Ah ok, that makes sense. I've been trying to see if FastKick will run on the GPUs but strangely I get this error every few bridge timesteps:
Traceback (most recent call last):
File "/cosma/home/dp016/dc-thom14/soft/amuse-gpu/amuse/examples/fred/galaxy_cluster_master.py", line 353, in <module>
main(**o.__dict__)
File "/cosma/home/dp016/dc-thom14/soft/amuse-gpu/amuse/examples/fred/galaxy_cluster_master.py", line 268, in main
integrator.evolve_model(time)
File "/cosma/home/dp016/dc-thom14/soft/amuse-gpu/amuse/src/amuse/couple/bridge.py", line 598, in evolve_model
return self.evolve_joined_leapfrog(tend, timestep)
File "/cosma/home/dp016/dc-thom14/soft/amuse-gpu/amuse/src/amuse/couple/bridge.py", line 624, in evolve_joined_leapfrog
self.kick_codes(timestep / 2.0)
File "/cosma/home/dp016/dc-thom14/soft/amuse-gpu/amuse/src/amuse/couple/bridge.py", line 756, in kick_codes
de += x.kick(dt)
File "/cosma/home/dp016/dc-thom14/soft/amuse-gpu/amuse/src/amuse/couple/bridge.py", line 478, in kick
self.kick_with_field_code(
File "/cosma/home/dp016/dc-thom14/soft/amuse-gpu/amuse/src/amuse/couple/bridge.py", line 516, in kick_with_field_code
ax,ay,az=field_code.get_gravity_at_point(
File "/cosma/home/dp016/dc-thom14/soft/amuse-gpu/amuse/src/amuse/couple/bridge.py", line 146, in get_gravity_at_point
return code.get_gravity_at_point(radius, x, y, z)
File "/cosma/home/dp016/dc-thom14/soft/amuse-gpu/amuse/src/amuse/support/methods.py", line 168, in __call__
result = self.method(*list_arguments, **keyword_arguments)
File "/cosma/home/dp016/dc-thom14/soft/amuse-gpu/amuse/src/amuse/support/methods.py", line 166, in __call__
object = self.precall()
File "/cosma/home/dp016/dc-thom14/soft/amuse-gpu/amuse/src/amuse/support/methods.py", line 215, in precall
return self.definition.precall(self)
File "/cosma/home/dp016/dc-thom14/soft/amuse-gpu/amuse/src/amuse/support/interface.py", line 373, in precall
transition.do()
File "/cosma/home/dp016/dc-thom14/soft/amuse-gpu/amuse/src/amuse/support/state.py", line 123, in do
self.method.new_method()()
File "/cosma/home/dp016/dc-thom14/soft/amuse-gpu/amuse/src/amuse/support/methods.py", line 168, in __call__
result = self.method(*list_arguments, **keyword_arguments)
File "/cosma/home/dp016/dc-thom14/soft/amuse-gpu/amuse/src/amuse/support/methods.py", line 168, in __call__
result = self.method(*list_arguments, **keyword_arguments)
File "/cosma/home/dp016/dc-thom14/soft/amuse-gpu/amuse/src/amuse/support/methods.py", line 168, in __call__
result = self.method(*list_arguments, **keyword_arguments)

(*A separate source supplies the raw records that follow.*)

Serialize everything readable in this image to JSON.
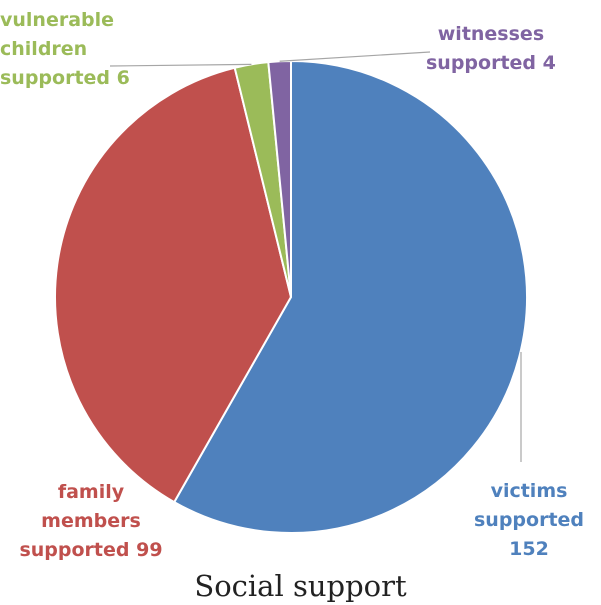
{
  "chart_data": {
    "type": "pie",
    "title": "Social support",
    "slices": [
      {
        "label_lines": [
          "victims",
          "supported",
          "152"
        ],
        "label": "victims supported 152",
        "value": 152,
        "color": "#4f81bd"
      },
      {
        "label_lines": [
          "family",
          "members",
          "supported 99"
        ],
        "label": "family members supported 99",
        "value": 99,
        "color": "#c0504d"
      },
      {
        "label_lines": [
          "vulnerable",
          "children",
          "supported 6"
        ],
        "label": "vulnerable children supported 6",
        "value": 6,
        "color": "#9bbb59"
      },
      {
        "label_lines": [
          "witnesses",
          "supported 4"
        ],
        "label": "witnesses supported 4",
        "value": 4,
        "color": "#8064a2"
      }
    ],
    "start_angle_deg": 0,
    "direction": "clockwise"
  }
}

File "/cosma/home/dp016/dc-thom14/soft/amuse-gpu/amuse/src/amuse/support/methods.py", line 170, in __call__
result = self.convert_result(result)
File "/cosma/home/dp016/dc-thom14/soft/amuse-gpu/amuse/src/amuse/support/methods.py", line 209, in convert_result
return self.definition.convert_result(self, result)
File "/cosma/home/dp016/dc-thom14/soft/amuse-gpu/amuse/src/amuse/support/interface.py", line 682, in convert_result
return self.handle_return_value(method, result)

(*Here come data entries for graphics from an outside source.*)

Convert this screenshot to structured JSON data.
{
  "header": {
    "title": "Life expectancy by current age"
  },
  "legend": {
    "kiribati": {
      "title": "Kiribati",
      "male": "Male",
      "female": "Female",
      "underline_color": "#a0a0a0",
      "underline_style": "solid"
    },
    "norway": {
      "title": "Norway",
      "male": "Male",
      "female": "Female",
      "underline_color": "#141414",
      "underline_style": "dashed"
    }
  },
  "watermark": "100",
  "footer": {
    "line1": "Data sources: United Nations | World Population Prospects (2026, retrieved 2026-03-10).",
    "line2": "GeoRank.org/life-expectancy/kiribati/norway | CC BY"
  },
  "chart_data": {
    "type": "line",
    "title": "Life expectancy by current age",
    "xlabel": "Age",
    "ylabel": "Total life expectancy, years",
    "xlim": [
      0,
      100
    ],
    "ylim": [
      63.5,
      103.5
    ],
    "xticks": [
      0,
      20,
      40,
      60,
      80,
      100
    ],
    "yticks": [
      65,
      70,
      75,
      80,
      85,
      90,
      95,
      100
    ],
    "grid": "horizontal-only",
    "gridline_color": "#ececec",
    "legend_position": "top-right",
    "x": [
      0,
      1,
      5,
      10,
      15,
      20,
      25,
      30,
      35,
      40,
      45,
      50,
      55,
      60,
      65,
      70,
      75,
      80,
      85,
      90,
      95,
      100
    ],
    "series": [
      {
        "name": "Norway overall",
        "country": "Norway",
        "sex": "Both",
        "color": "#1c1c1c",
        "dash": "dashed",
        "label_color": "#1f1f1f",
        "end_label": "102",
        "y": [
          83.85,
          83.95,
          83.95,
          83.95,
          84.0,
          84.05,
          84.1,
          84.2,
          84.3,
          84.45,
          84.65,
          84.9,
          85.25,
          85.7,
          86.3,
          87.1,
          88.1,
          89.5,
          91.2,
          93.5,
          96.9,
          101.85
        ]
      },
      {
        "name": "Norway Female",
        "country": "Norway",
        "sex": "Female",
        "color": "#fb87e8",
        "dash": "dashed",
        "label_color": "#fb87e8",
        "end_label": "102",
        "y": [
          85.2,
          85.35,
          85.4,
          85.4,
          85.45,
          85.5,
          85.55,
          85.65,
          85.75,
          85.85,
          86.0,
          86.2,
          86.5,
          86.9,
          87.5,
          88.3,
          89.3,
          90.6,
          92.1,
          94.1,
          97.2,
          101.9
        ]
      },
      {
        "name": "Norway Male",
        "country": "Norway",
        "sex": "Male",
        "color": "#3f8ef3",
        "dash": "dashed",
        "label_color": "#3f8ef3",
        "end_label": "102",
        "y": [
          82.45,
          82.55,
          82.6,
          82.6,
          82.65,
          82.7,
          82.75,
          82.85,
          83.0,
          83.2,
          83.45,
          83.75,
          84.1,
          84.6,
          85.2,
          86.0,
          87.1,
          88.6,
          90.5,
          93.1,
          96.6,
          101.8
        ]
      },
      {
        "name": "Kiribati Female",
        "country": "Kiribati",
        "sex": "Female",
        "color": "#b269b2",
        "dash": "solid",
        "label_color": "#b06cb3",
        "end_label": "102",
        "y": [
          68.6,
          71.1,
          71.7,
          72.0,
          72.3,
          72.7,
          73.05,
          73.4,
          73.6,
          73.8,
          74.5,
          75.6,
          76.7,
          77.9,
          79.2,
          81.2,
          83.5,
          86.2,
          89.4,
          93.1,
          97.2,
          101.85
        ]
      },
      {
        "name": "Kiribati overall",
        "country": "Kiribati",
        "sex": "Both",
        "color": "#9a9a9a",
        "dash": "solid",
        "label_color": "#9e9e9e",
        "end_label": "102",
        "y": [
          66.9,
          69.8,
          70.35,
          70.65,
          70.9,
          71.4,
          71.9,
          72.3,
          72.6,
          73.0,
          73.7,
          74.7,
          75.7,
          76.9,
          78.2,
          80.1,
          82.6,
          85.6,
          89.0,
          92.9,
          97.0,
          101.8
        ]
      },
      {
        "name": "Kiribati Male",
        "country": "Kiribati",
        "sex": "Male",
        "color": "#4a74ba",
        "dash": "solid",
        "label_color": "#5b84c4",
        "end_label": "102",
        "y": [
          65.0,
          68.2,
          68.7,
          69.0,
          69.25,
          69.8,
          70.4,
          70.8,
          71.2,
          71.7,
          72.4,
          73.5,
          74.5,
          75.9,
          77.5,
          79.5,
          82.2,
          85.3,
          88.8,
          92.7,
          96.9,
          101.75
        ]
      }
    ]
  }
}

File "/cosma/home/dp016/dc-thom14/soft/amuse-gpu/amuse/src/amuse/support/interface.py", line 614, in handle_as_unit
unit.append_result_value(method, self, value, result)
File "/cosma/home/dp016/dc-thom14/soft/amuse-gpu/amuse/src/amuse/support/interface.py", line 70, in append_result_value
self.convert_result_value(method, definition, value)

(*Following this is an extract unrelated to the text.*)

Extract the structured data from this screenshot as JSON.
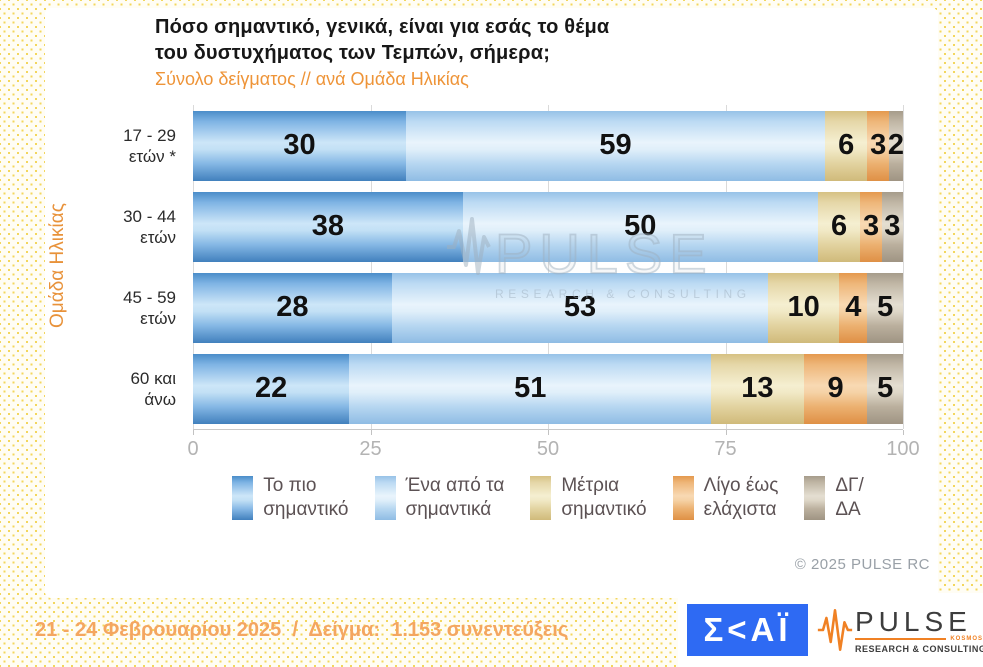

File "/cosma/home/dp016/dc-thom14/soft/amuse-gpu/amuse/src/amuse/support/interface.py", line 80, in convert_result_value
definition.handle_errorcode(errorcode)
File "/cosma/home/dp016/dc-thom14/soft/amuse-gpu/amuse/src/amuse/support/interface.py", line 586, in handle_errorcode
raise exceptions.AmuseException(
amuse.support.exceptions.AmuseException: Error when calling 'commit_particles' of a '<class 'amuse.community.fastkick.interface.FastKick'>', errorcode is -3
It seems to happen randomly but usually after the third bridge timestep Any Idea what could be causing this? Is it a GPU configuration problem? It doesn't seem to happen with mode='cpu'
This issue has been automatically marked as stale because it has not had recent activity. It will be closed in 28 days if no further activity occurs. Thank you for your contributions.